Smartphone ownership reached its best this year and people are using this device for all kinds of tasks, especially for taking pictures. Smartphones rule the gadget market due to their universal capabilities, especially Apple’s innovative iPhones, as the 2012 Q2 showed and this year people used mostly the iPhone 4 to take and post pictures on photo-sharing websites.
It seems though that another gadget unexpectedly defies the smartphone folly and scores high sales, namely the digital camera. The advanced cameras on smartphones are going hand in hand with the photo editing apps, giving qualitative results that look like the photos taken with SLR cameras.
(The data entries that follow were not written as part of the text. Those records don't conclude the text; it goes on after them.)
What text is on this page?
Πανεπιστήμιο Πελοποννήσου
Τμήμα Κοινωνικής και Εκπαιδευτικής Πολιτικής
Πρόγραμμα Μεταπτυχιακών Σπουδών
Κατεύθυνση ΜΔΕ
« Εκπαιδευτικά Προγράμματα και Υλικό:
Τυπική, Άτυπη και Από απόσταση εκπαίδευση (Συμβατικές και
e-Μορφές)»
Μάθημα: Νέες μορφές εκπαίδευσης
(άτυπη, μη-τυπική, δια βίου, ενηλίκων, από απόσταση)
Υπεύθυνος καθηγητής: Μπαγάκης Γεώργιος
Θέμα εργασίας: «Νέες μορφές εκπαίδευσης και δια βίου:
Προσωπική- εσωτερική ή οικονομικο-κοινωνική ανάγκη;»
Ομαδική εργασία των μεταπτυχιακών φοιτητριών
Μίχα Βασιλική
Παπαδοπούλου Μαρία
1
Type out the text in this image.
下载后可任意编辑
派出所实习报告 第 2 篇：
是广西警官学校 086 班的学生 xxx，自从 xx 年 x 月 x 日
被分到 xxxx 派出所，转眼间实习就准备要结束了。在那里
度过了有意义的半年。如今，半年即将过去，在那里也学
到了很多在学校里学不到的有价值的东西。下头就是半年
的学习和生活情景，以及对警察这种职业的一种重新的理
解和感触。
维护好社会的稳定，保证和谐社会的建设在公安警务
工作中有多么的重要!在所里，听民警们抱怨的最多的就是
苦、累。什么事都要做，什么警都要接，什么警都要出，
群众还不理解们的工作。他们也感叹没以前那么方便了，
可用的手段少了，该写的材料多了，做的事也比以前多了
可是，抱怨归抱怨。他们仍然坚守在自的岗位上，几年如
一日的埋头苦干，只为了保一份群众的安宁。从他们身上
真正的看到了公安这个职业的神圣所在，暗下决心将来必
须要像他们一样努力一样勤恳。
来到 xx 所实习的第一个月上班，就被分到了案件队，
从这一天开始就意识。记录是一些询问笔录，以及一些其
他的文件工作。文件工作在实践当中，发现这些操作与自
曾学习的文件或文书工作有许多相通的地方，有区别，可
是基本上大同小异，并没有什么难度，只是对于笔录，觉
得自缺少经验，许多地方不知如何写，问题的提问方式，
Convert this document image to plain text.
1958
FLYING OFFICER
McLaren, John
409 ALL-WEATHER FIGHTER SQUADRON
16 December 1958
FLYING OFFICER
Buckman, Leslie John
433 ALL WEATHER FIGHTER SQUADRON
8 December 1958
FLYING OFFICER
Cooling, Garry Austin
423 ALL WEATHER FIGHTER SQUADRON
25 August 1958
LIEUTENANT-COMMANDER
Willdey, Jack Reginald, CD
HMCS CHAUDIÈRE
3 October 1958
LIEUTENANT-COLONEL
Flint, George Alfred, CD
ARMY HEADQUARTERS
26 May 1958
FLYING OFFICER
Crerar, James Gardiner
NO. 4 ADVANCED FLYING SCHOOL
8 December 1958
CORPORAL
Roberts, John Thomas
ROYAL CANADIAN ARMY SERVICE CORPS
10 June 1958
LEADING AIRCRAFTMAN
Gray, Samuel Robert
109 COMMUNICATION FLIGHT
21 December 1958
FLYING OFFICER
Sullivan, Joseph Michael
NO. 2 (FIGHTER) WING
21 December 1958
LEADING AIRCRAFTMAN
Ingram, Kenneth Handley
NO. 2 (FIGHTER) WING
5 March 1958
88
Besides, mobile companies started partnerships with lens makers such as Carl Zeiss to improve the smartphone photography. And the biggest plus of the smartphone is the provided possibility of sharing photos as they are taken.
But the camera still has its advantages that manage to attract people more than a fancy smartphone. The quality of the pictures and also of a memory captured in pictures matters; smartphones are used as at-hand devices and not as professional ones, because cameras have detachable lenses, optical zoom, better flash and image stabilization.
Also, innovative techniques, such as HDR image merging, and smaller but powerful mirror-less cameras are features with witch a smartphone cannot cope. A smartphone cannot deliver such photographic quality and performance as a camera; Sydney Low, a former Internet entrepreneur who now takes sports photos for a living said that:
“There’s an amazing amount of innovation in digital photography equipment at the moment, more so in many ways than Apple, HP and other computer manufacturers.”
This year’s pricing strategy also contributed to the high cameras selling. People purchased advanced cameras at a cheaper price. This strategy proved inefficient for great cameras makers as Canon and Nikon, who managed to compensate the disadvantages with the lenses and flashes sale.
Anyway, the camera’s future is still uncertain and vulnerable. In U.S. and in Japan the smartphone market is highly developed and those who still consider buying a camera are few and leaders of digital and photography devices as Canon, Nikon, Sony and Olympus, haven’t got yet a response to this threat.
Even people’s opinions are uncertain: some believe that the smartphone will successfully replace the SLR while others believe that technology will give them both a similar look and feel: cameras will get smaller and more advanced and will integrate Wi-Fi chips to enable the photo sharing and smartphones will dispose of powerful lenses integrated in a sleek design.